We Are Harper: Linda Schumacher
- April 17, 2019
- April 17, 2019
Name: Linda Schumacher
Program: World Languages (French and Spanish)
One Word That Describes You: Passionate
Hobbies: Travel for culture and adventure, jazz, theatre, dancing, SCUBA, gardening, photography, my fish, eating cheese fondu (or any cheese really).
What drew you to pursue a career in World Languages?
I was interested in learning French since I first heard Nibbles in the Tom and Jerry cartoon speaking French, “Touché, Pussycat. Frère Jacques, dormez-vous? En-garde. C’est la guerre.” My learning experience began with a fantastic teacher, Monsieur Zafrani, at Elk Grove High School and continued while living with families in France thanks to a Lion’s Club scholarship. I was hooked.
I studied at the Sorbonne University in Paris while in undergrad and then had nearly completed my major as a sophomore, so I started my studies of Spanish. I was fortunate to have more wonderful professors and began a Masters in Spanish and in Education. My M.A. included studying in Toledo, Spain and ultimately led me to conduct research for my thesis while living in Ecuador.
I have always loved theatre and performing, and I was teaching friends and neighbors when I was a child. My mother was also a teacher, so it must be in the blood. Teaching allows me to perform daily and my background in theatre and communications (another major) has aided me to bring my energy and enthusiasm for my disciplines into the classroom. I adore teaching languages because you are teaching students to appreciate other cultures, become informed about social justice issues, and learn about history all while they are acquiring a new language. Also, it’s a lot of fun!

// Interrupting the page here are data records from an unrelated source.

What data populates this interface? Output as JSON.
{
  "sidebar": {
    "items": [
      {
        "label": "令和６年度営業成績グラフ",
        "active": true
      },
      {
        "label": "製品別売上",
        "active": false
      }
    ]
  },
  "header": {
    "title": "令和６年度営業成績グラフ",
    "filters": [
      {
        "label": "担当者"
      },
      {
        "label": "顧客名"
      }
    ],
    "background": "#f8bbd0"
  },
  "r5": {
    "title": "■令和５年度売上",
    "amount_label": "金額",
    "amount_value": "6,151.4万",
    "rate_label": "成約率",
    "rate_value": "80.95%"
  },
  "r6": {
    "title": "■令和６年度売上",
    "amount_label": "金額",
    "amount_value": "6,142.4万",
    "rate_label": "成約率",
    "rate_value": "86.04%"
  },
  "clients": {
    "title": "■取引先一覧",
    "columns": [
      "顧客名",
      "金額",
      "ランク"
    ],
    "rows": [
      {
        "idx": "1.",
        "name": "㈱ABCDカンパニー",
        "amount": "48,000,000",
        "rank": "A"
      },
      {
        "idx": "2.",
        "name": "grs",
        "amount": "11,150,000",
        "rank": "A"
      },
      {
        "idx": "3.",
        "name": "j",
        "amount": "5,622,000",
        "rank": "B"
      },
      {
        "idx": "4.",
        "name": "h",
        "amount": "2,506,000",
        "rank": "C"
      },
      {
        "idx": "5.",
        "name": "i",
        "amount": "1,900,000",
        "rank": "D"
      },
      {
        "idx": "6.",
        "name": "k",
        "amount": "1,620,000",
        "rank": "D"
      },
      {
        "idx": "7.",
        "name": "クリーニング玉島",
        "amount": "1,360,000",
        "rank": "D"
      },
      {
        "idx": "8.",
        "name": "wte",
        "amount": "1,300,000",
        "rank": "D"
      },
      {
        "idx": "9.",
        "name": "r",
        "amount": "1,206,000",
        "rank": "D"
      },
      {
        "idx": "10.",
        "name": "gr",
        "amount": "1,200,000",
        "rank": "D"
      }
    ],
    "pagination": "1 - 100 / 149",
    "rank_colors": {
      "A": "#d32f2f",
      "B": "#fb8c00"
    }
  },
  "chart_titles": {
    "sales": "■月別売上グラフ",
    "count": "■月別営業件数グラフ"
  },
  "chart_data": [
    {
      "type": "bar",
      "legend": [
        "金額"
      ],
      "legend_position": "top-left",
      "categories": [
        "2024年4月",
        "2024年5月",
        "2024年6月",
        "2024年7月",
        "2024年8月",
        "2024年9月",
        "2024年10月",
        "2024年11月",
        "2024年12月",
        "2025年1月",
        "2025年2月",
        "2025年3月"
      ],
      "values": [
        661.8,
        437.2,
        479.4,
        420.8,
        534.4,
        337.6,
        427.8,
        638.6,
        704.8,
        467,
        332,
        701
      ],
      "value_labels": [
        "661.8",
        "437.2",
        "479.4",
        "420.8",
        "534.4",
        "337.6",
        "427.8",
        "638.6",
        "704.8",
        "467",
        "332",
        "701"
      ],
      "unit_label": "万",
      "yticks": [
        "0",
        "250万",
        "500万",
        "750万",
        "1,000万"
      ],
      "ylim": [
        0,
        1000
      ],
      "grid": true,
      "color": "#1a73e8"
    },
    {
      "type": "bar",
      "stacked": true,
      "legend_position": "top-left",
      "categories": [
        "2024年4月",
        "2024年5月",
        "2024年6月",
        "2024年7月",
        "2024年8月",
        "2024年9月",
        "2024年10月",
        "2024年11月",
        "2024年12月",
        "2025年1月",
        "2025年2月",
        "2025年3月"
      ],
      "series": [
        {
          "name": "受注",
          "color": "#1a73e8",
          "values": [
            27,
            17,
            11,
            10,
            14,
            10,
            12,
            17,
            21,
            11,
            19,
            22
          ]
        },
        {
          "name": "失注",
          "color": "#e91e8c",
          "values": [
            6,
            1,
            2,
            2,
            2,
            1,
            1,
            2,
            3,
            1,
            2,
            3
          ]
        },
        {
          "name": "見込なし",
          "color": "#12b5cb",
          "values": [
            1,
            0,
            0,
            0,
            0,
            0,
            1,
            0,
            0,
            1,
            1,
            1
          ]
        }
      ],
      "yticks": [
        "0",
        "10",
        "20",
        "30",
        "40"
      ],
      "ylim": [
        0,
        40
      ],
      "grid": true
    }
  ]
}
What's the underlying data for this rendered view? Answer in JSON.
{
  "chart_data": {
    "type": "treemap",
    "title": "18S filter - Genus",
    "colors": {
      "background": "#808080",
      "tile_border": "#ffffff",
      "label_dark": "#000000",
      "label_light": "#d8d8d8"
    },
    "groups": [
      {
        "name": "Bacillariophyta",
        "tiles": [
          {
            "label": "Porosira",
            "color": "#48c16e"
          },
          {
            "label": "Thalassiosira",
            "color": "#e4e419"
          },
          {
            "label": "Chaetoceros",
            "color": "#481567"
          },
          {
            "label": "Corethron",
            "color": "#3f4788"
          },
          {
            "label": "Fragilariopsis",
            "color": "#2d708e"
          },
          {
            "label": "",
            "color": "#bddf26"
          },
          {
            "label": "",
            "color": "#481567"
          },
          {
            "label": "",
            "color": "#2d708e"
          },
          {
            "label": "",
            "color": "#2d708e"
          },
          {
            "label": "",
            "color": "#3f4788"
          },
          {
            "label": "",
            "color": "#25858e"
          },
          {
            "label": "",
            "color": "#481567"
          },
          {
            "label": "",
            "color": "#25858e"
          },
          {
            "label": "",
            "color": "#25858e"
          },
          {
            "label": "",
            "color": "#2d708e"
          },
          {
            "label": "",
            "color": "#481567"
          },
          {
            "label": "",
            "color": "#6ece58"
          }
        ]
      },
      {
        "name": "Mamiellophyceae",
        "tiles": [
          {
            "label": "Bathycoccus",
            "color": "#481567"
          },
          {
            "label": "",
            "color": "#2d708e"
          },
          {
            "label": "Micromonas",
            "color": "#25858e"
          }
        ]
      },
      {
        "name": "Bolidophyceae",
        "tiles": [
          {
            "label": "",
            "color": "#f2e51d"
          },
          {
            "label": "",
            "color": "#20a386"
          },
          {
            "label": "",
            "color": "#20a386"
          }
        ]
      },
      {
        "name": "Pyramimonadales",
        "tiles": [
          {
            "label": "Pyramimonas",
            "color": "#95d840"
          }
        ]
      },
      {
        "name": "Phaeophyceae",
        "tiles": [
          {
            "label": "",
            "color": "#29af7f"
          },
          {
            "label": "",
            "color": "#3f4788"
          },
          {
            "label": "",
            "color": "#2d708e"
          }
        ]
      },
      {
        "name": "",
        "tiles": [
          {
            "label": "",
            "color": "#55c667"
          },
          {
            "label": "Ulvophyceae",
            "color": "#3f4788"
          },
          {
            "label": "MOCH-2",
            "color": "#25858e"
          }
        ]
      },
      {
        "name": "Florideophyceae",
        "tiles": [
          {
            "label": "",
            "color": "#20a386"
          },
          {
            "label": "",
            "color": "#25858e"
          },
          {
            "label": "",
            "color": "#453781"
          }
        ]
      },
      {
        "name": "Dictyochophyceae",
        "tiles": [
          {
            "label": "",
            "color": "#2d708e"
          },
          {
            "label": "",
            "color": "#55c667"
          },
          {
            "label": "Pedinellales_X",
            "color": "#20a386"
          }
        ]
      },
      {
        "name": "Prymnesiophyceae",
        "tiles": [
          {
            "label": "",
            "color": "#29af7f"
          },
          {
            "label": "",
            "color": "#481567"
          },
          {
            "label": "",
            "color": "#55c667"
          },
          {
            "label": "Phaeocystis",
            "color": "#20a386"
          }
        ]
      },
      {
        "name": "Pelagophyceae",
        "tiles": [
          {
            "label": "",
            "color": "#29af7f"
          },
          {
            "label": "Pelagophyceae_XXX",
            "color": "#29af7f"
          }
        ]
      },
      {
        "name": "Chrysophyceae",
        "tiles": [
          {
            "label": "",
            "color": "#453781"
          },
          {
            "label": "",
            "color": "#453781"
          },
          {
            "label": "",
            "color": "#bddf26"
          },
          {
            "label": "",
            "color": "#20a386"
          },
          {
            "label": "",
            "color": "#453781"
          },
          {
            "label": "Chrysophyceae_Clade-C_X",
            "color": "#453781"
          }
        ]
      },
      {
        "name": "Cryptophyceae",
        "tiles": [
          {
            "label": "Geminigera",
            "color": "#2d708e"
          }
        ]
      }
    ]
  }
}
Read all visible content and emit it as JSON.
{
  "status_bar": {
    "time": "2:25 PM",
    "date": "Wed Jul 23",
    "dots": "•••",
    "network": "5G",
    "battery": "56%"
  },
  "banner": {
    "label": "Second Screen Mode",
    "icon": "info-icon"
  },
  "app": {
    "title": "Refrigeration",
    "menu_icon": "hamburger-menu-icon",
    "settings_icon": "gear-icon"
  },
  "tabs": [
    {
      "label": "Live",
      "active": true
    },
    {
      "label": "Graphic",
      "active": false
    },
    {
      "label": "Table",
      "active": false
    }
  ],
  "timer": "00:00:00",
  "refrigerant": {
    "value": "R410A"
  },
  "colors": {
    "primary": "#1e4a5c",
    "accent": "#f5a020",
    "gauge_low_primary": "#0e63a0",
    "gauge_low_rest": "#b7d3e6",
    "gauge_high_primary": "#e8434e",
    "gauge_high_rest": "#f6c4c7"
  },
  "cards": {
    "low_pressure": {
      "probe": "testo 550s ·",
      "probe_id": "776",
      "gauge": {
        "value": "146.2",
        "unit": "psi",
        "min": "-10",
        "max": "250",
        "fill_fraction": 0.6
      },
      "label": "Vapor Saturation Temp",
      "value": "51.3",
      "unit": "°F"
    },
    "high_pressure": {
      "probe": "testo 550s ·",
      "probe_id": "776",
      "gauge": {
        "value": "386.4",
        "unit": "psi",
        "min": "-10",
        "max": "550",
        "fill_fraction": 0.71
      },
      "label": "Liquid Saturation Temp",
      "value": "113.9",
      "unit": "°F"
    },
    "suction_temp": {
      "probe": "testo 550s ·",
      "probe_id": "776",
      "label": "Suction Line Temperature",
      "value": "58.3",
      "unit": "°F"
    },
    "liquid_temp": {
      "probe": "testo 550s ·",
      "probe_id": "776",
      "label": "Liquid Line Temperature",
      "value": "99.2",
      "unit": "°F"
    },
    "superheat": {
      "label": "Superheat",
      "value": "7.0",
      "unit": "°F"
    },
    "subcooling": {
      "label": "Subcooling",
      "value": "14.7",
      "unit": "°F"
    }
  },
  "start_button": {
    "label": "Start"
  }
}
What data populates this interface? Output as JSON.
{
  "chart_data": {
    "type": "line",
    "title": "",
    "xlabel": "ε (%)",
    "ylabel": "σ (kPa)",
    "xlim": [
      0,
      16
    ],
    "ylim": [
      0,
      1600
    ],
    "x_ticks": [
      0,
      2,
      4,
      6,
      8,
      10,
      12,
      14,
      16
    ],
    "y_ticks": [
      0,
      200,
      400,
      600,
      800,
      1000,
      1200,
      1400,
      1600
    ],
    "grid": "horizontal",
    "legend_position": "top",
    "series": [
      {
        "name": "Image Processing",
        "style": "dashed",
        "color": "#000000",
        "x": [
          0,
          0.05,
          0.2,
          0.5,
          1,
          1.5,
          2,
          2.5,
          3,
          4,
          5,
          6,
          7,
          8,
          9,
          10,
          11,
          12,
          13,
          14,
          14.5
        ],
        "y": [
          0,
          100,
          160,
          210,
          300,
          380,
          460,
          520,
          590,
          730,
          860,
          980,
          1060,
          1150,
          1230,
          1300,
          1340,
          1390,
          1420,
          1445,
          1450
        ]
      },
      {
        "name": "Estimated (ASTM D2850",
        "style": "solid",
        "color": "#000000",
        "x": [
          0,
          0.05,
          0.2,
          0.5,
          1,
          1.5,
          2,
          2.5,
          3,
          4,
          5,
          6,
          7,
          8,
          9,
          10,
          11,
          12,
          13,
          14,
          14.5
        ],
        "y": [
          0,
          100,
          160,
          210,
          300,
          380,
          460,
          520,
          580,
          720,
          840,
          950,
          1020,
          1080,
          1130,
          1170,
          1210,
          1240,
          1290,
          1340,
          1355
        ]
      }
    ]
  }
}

What led you to Harper College?
I moved back to the area and took an interest in Harper College due to its reputation for excellence among community colleges.
What is your fondest memory at Harper College?
It’s difficult to choose one memory at Harper College, however, I asked my students what one word they would use to describe me since I couldn’t choose just one. Their responses made me remember why I love teaching and interacting with my students daily. They sent to me the following responses: compassionate, warm-hearted, energetic, driven, caring, zealous, bubbly, passionate, ebullient, amazing, generous, adventurous, dynamic, dedicated, talented, determined, resourceful, involved, excellent, personable and wonderful.
Anytime that my students and I are engrossed so much in an activity that we don’t even realize that class has ended excites, amazes and impresses me. Interacting with my students in the classroom, during my office hours and while participating in off campus cultural activities all have produced fond memories.
What challenges/opportunities do future professionals in this field face and how can Harper help prepare them?
There is a shortage of qualified individuals to teach language at the college level. Therefore, there is much opportunity to enter the field, and a degree, whether a major or a minor in a language, can assist you in landing a job not only in education but as an interpreter, a translator of websites for international companies, an agent with the FBI or CIA, a position in sales, import and export, hospitality, foods, nursing, law enforcement, travel consulting, as a guide, a textbook representative, a website creator, a flight attendant, in insurance, housing, building, landscaping, assisted living, accounting, engineering, ministry, transportation and many more. It can be a challenge to keep up with a language if you don’t use it regularly. The best way to proficiency is to immerse yourself in the culture and language by living with a family in a country where the language is spoken. Luckily, Harper College has scholarships and grants to help students make this a reality.
What advice do you have for students interested in pursuing a career in World Languages?
My advice is to persevere. Truly learning a language takes time and daily practice. You need to take advantage of every opportunity you can to practice no matter what your skill level. You can’t improve if you don’t make the effort, so you should not be self-conscious about making errors. You should take risks and ask speakers of the target language to correct you and to practice with you. You should listen to music, watch movies, follow blogs, take advantage of local events, and travel to where you can hear and practice the language whenever possible. Learning the language of others is the highest compliment you can pay them. It shows that you have taken an interest in their culture and their lives. Never give up!
My students and the relationships that have transcended the professor/student relationship after they have moved on have made my experience special.